There are many gods and one God. How shall we find him?
The search is not ours; foot without nerve-message is a dead limb.
The desire of the drop is a wind which keeps it in motion;
So long as the wind blows, the drop is seeking the ocean.
When the ocean’s love-pull is greater than the wind which sends it
The drop falls back into the ocean. Journey? There ends it.
Each one must await the wind of his beloved’s word—
A wind scented with roses and sharper than a sword.
It is said, God is nearer to one than one’s own breath;
It is said, He is the breather—eternal, beyond death.
The truth is, we cannot see that which we already are;
We cannot travel to ourselves, only to some blind star.
When the wind of love’s word blows, the lover in the dust sings;
When the rain of love’s grace falls, the verdure of dust’s heart springs.
Out of our very need and dryness springs the wind of love which brings the rain of love’s response. Even the wind of desire is the gift of grace.
The search is not ours any more than the foot can act without nerve impulses from the brain. Francis is speaking here of high mysteries but he keeps up the very matter-of-fact tone. Images of roses and sword give immediacy to the experience.
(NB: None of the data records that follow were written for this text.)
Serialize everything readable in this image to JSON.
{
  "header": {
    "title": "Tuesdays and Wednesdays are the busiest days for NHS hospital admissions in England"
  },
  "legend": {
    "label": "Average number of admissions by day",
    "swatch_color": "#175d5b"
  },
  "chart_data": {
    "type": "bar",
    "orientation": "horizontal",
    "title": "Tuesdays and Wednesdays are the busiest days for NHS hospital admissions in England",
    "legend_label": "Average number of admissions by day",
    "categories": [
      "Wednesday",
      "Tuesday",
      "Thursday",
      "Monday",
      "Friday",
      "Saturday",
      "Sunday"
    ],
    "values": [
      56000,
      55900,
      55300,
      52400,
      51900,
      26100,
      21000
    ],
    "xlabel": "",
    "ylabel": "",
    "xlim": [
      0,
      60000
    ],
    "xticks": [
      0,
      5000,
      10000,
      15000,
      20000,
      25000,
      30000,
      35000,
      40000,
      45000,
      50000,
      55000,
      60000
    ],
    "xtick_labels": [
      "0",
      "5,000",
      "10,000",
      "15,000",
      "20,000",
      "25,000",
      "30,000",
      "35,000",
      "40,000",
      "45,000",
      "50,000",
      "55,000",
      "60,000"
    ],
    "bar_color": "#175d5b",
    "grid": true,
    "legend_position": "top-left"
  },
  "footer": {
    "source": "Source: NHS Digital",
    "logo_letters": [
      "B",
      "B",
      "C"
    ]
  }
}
The journey of the self to the self is one we cannot make, even though we can make distant journeys through space.
It is He who gives the wind of inspiration but we in the dust can sing as it stirs us. With the miracle of God’s grace the dust can give birth to new life.
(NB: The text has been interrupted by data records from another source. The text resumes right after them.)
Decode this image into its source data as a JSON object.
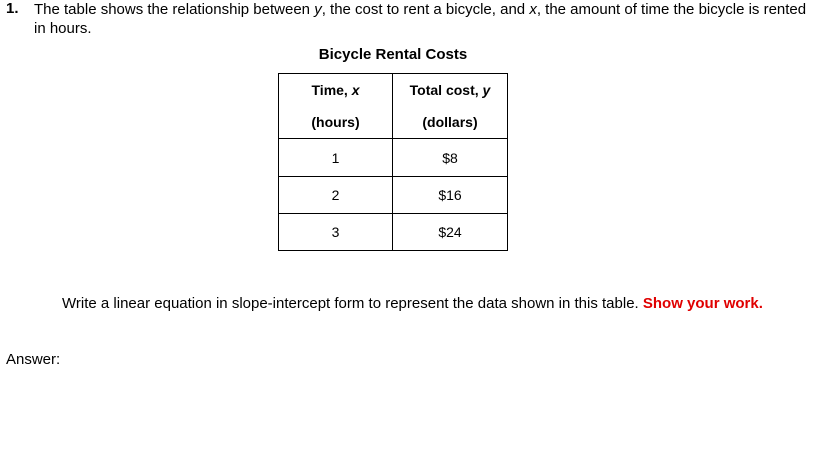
{
  "question": {
    "number": "1.",
    "text_parts": [
      "The table shows the relationship between ",
      "y",
      ", the cost to rent a bicycle, and ",
      "x",
      ", the amount of time the bicycle is rented in hours."
    ]
  },
  "table": {
    "title": "Bicycle Rental Costs",
    "headers": [
      {
        "line1": "Time, ",
        "var": "x",
        "line2": "(hours)"
      },
      {
        "line1": "Total cost, ",
        "var": "y",
        "line2": "(dollars)"
      }
    ],
    "rows": [
      [
        "1",
        "$8"
      ],
      [
        "2",
        "$16"
      ],
      [
        "3",
        "$24"
      ]
    ]
  },
  "prompt": {
    "text": "Write a linear equation in slope-intercept form to represent the data shown in this table. ",
    "emphasis": "Show your work.",
    "emphasis_color": "#e00000"
  },
  "answer_label": "Answer:"
}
The gods are many but God alone leads to God, beyond all our objects of thought and imagination. He is closer to us than our own breath but He is the only revealer.
Once more the scrupulous emptying of self is conveyed by Francis with conciseness and clarity.
As Stanza 2 and 3 make plain our desire for Him powers our journey but it His dynamic of grace that makes dissolving in the ocean possible.